Pikniğin gözdesi Kokoshanne blogunun sahibesinin kızı Alin oldu:) Bahçe içinde koşturdu durdu. Bu yüzden çocuklu ailelerin tercih edebileceği bir yer.
Mekan oldukça güzeldi. Yeşillikler içinde, meyve ağaçlarından meyveler sallanan bir yer. Koçtaş’ın bahçe mobilyaları da oldukça yakışmıştı doğrusu. Keşke bahçeli bir evimiz olsa diye iç geçirmedik değil :) Şimdilik balkon için olan çözümlere bakmakla yetindik. İleride inşallah bir bahçemiz olduğunda Koçtaş’ın bahçe mobilyalarını tercih edeceğiz.

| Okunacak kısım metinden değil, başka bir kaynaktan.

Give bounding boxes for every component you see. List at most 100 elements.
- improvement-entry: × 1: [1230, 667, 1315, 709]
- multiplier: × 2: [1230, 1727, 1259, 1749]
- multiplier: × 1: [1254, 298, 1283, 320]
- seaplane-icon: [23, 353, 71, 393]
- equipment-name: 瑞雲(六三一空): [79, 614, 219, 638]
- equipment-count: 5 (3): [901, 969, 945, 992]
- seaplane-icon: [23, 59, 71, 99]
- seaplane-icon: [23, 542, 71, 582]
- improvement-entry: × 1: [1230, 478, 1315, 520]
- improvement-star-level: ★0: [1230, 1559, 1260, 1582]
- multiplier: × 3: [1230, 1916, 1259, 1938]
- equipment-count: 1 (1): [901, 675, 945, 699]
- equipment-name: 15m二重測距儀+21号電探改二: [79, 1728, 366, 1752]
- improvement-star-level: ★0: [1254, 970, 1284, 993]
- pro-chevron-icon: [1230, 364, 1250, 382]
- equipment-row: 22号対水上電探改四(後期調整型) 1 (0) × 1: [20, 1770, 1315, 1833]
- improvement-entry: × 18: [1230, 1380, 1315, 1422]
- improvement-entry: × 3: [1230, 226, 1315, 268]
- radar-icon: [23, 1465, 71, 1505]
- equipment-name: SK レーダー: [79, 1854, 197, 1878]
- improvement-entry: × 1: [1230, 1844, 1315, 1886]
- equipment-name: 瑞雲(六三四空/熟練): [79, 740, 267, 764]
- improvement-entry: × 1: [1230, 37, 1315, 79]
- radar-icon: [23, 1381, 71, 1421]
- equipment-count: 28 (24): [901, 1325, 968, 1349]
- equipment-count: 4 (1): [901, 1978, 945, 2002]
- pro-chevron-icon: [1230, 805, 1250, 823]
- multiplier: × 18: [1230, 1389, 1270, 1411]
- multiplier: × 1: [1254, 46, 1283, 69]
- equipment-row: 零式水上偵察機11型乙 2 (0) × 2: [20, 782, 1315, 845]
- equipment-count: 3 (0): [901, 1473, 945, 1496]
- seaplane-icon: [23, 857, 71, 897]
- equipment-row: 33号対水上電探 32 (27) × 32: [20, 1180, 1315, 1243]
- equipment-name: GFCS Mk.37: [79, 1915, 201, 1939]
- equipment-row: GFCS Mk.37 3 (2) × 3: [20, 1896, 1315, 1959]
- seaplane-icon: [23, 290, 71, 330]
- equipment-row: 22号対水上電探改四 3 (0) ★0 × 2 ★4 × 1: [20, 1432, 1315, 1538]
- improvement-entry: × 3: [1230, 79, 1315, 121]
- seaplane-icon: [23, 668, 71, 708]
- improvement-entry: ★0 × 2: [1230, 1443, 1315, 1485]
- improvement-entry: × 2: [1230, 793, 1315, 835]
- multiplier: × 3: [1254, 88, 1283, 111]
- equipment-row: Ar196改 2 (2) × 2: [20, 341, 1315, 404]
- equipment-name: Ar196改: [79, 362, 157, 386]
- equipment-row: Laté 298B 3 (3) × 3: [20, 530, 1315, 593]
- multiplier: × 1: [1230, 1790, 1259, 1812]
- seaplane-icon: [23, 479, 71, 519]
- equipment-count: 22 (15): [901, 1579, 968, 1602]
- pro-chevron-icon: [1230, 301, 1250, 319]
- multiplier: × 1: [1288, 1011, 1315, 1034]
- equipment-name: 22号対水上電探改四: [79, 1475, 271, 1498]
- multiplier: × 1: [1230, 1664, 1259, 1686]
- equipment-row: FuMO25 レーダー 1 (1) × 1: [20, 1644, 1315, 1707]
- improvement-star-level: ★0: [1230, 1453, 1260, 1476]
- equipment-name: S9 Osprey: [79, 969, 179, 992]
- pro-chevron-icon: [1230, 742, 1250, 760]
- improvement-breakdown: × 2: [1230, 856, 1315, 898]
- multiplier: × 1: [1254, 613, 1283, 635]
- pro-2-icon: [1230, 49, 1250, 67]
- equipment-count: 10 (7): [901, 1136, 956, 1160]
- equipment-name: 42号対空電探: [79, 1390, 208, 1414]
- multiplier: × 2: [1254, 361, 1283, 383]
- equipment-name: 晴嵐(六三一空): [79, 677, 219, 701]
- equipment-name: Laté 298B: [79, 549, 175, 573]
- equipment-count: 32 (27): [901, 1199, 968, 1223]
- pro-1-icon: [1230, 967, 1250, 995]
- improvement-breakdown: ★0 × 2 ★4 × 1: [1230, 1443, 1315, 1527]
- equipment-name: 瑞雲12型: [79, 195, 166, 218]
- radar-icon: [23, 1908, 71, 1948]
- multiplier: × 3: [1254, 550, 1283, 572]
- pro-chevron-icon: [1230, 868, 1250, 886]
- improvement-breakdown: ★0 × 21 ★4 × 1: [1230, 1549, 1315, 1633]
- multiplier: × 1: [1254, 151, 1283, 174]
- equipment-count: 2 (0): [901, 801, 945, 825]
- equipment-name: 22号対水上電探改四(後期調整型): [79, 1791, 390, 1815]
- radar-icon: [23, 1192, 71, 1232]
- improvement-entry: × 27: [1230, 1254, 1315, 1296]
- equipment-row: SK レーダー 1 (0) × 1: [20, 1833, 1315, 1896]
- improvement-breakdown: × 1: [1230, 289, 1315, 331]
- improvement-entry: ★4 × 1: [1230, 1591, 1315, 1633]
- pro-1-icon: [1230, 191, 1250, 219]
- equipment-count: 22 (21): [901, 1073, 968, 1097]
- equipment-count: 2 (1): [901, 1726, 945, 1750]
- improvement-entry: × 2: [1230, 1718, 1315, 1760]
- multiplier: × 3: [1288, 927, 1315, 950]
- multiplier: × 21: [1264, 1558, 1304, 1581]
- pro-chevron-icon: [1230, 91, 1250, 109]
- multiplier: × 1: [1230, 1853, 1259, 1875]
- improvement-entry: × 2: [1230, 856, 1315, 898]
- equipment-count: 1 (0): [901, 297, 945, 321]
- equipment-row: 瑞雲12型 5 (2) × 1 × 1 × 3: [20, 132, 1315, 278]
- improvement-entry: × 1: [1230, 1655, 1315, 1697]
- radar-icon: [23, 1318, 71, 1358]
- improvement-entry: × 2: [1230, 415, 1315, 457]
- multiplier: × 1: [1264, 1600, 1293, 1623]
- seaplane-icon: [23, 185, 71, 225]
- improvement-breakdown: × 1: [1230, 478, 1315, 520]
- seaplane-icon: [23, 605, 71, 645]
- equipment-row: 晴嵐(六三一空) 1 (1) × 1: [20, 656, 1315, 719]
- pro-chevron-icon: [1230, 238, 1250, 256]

Burada bütün bloggerlar koçtaş yetkilileri ile birlikte. Koçtaş ekibi bizimle bizzat ilgilendiler. Blogları takip ettiklerini de söylediler. Biz de Koçtaş’ı severek takip ediyoruz :)
Çocuklar için olan bahçe takımlarına bayıldım.. Bir çocuğun sahip olabileceği en güzel şey bahçeli evde büyümek sanırım.
İşte bu takım öyle rahattı ki, herkes gitse de orada uyusam biraz diye düşünmedim değil! :)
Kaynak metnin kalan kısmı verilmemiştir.